Both respond to MESN™. The 488/488 result spans all five attention types. The structured notation effect is not tied to any specific attention mechanism — it operates at the level of how information is encoded in the residual stream, upstream of the attention computation itself.
Attention head activation: Typical Context vs MESN™
Architecture families tested
| Family | Models | Attention | Mean DLA % | Best Model |
|---|---|---|---|---|
| Qwen 2.5 | 8 | GQA | +15.4% | Qwen 2.5 32B Base (+24.2%) |
| Qwen 3 | 3 | GQA | +18.2% | Qwen3 14B (+19.6%) |
| Qwen 3.5 | 7 | Linear+GQA | +9.9% | Qwen 3.5 9B Base (+15.0%) |
| DS-R1 Distill | 4 | GQA | +14.8% | DS-R1 Qwen 32B (+20.8%) |
| Llama 3.1 | 4 | GQA | +13.0% | Llama 3.1 70B Base (+23.2%) |
| Mistral/Ministral | 6 | GQA | +11.5% | Mistral 7B Base (+15.2%) |
| Mixtral | 3 | GQA/MoE | +6.6% | Mixtral 8×7B (+11.2%) |
| Phi | 2 | MHA | +11.2% | Phi-4 14B (+11.3%) |
| GLM-4 | 2 | MHA | +9.1% | GLM-4.5 Air 9B (+15.7%) |
| Moonlight | 2 | MLA/MoE | +11.2% | Moonlight 16B Base (+12.6%) |
| Gemma 4 | 8 | Heterogeneous | +0.3% | Gemma 4 E2B (+3.3%) |
| Gemma 2 | 3 | GQA | –2.9% | Gemma 2 9B (+0.1%) |
| Cohere/Aya | 2 | GQA | +4.2% | Aya Expanse 32B (+8.1%) |
Complexity amplification
The monotonic increase from Phase 2 holds and sharpens across the expanded model set. Short stimuli (~+6–9%) → medium (~+8–12%) → long (~+10–14%) → extended (~+13–17%). MESN™ matters most where context is most complex — the advantage grows as task difficulty increases.
DLA advantage and compression by complexity tier
Base vs instruction-tuned models
Across all 15 matched base/instruct pairs — up from 10 in Phase 2 — base models show stronger DLA signal. The pattern is consistent: RLHF and instruction tuning narrow the model's cognitive repertoire, reducing its responsiveness to structured notation. The new pairs (including Qwen 3.5 and Gemma 4 variants) confirm the effect is not family-specific.
DLA advantage: base vs instruction-tuned (matched pairs)
The Gemma question
Gemma models present an apparent paradox. Gemma 2 shows negative mean DLA (−2.9%) and Gemma 4 shows near-zero (+0.3%), yet both families contribute to the 488/488 family-direction result. Every head specialization family still shows a positive direction — the magnitude is simply small.
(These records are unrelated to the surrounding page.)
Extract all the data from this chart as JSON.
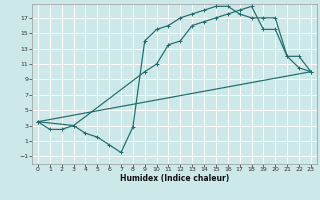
{
  "xlabel": "Humidex (Indice chaleur)",
  "bg_color": "#cce8e8",
  "grid_color": "#ffffff",
  "line_color": "#1e6b6b",
  "xlim": [
    -0.5,
    23.5
  ],
  "ylim": [
    -2.0,
    18.8
  ],
  "xticks": [
    0,
    1,
    2,
    3,
    4,
    5,
    6,
    7,
    8,
    9,
    10,
    11,
    12,
    13,
    14,
    15,
    16,
    17,
    18,
    19,
    20,
    21,
    22,
    23
  ],
  "yticks": [
    -1,
    1,
    3,
    5,
    7,
    9,
    11,
    13,
    15,
    17
  ],
  "line1_x": [
    0,
    1,
    2,
    3,
    4,
    5,
    6,
    7,
    8,
    9,
    10,
    11,
    12,
    13,
    14,
    15,
    16,
    17,
    18,
    19,
    20,
    21,
    22,
    23
  ],
  "line1_y": [
    3.5,
    2.5,
    2.5,
    3.0,
    2.0,
    1.5,
    0.5,
    -0.5,
    2.8,
    14.0,
    15.5,
    16.0,
    17.0,
    17.5,
    18.0,
    18.5,
    18.5,
    17.5,
    17.0,
    17.0,
    17.0,
    12.0,
    10.5,
    10.0
  ],
  "line2_x": [
    0,
    3,
    9,
    10,
    11,
    12,
    13,
    14,
    15,
    16,
    17,
    18,
    19,
    20,
    21,
    22,
    23
  ],
  "line2_y": [
    3.5,
    3.0,
    10.0,
    11.0,
    13.5,
    14.0,
    16.0,
    16.5,
    17.0,
    17.5,
    18.0,
    18.5,
    15.5,
    15.5,
    12.0,
    12.0,
    10.0
  ],
  "line3_x": [
    0,
    23
  ],
  "line3_y": [
    3.5,
    10.0
  ]
}
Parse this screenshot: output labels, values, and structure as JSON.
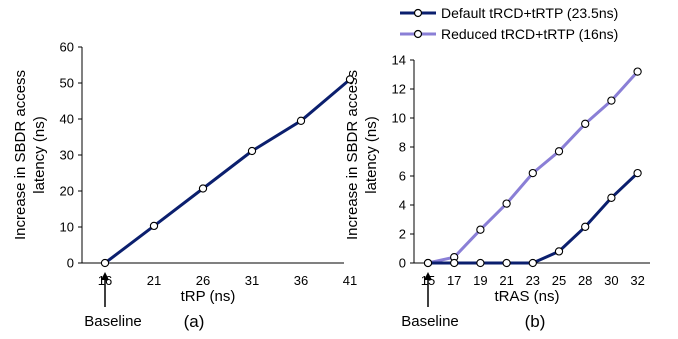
{
  "colors": {
    "default": "#0b1f6e",
    "reduced": "#8a7fd6",
    "axis": "#000000",
    "marker_fill": "#ffffff"
  },
  "chart_data": [
    {
      "type": "line",
      "panel_label": "(a)",
      "xlabel": "tRP (ns)",
      "ylabel": "Increase in SBDR access latency (ns)",
      "ylabel_lines": [
        "Increase in SBDR access",
        "latency (ns)"
      ],
      "categories": [
        "16",
        "21",
        "26",
        "31",
        "36",
        "41"
      ],
      "ylim": [
        0,
        60
      ],
      "yticks": [
        0,
        10,
        20,
        30,
        40,
        50,
        60
      ],
      "baseline_label": "Baseline",
      "baseline_category": "16",
      "grid": false,
      "series": [
        {
          "color_key": "default",
          "values": [
            0,
            10.3,
            20.7,
            31.1,
            39.5,
            51.0
          ]
        }
      ]
    },
    {
      "type": "line",
      "panel_label": "(b)",
      "xlabel": "tRAS (ns)",
      "ylabel": "Increase in SBDR access latency (ns)",
      "ylabel_lines": [
        "Increase in SBDR access",
        "latency (ns)"
      ],
      "categories": [
        "15",
        "17",
        "19",
        "21",
        "23",
        "25",
        "28",
        "30",
        "32"
      ],
      "ylim": [
        0,
        14
      ],
      "yticks": [
        0,
        2,
        4,
        6,
        8,
        10,
        12,
        14
      ],
      "baseline_label": "Baseline",
      "baseline_category": "15",
      "grid": false,
      "legend_position": "top",
      "series": [
        {
          "name": "Default tRCD+tRTP (23.5ns)",
          "color_key": "default",
          "values": [
            0,
            0,
            0,
            0,
            0,
            0.8,
            2.5,
            4.5,
            6.2
          ]
        },
        {
          "name": "Reduced tRCD+tRTP (16ns)",
          "color_key": "reduced",
          "values": [
            0,
            0.4,
            2.3,
            4.1,
            6.2,
            7.7,
            9.6,
            11.2,
            13.2
          ]
        }
      ]
    }
  ]
}
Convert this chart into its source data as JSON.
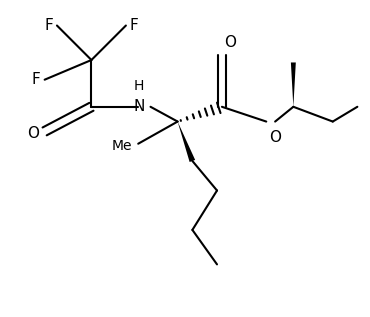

This paradox motivated the DLA+MLP investigation: if attention heads show weak DLA advantage but the family-direction signal persists, the effect may be partially routed through MLP layers rather than attention alone. The two-pathway hypothesis — that structured notation engages both attention and feedforward circuits — is the subject of ongoing work.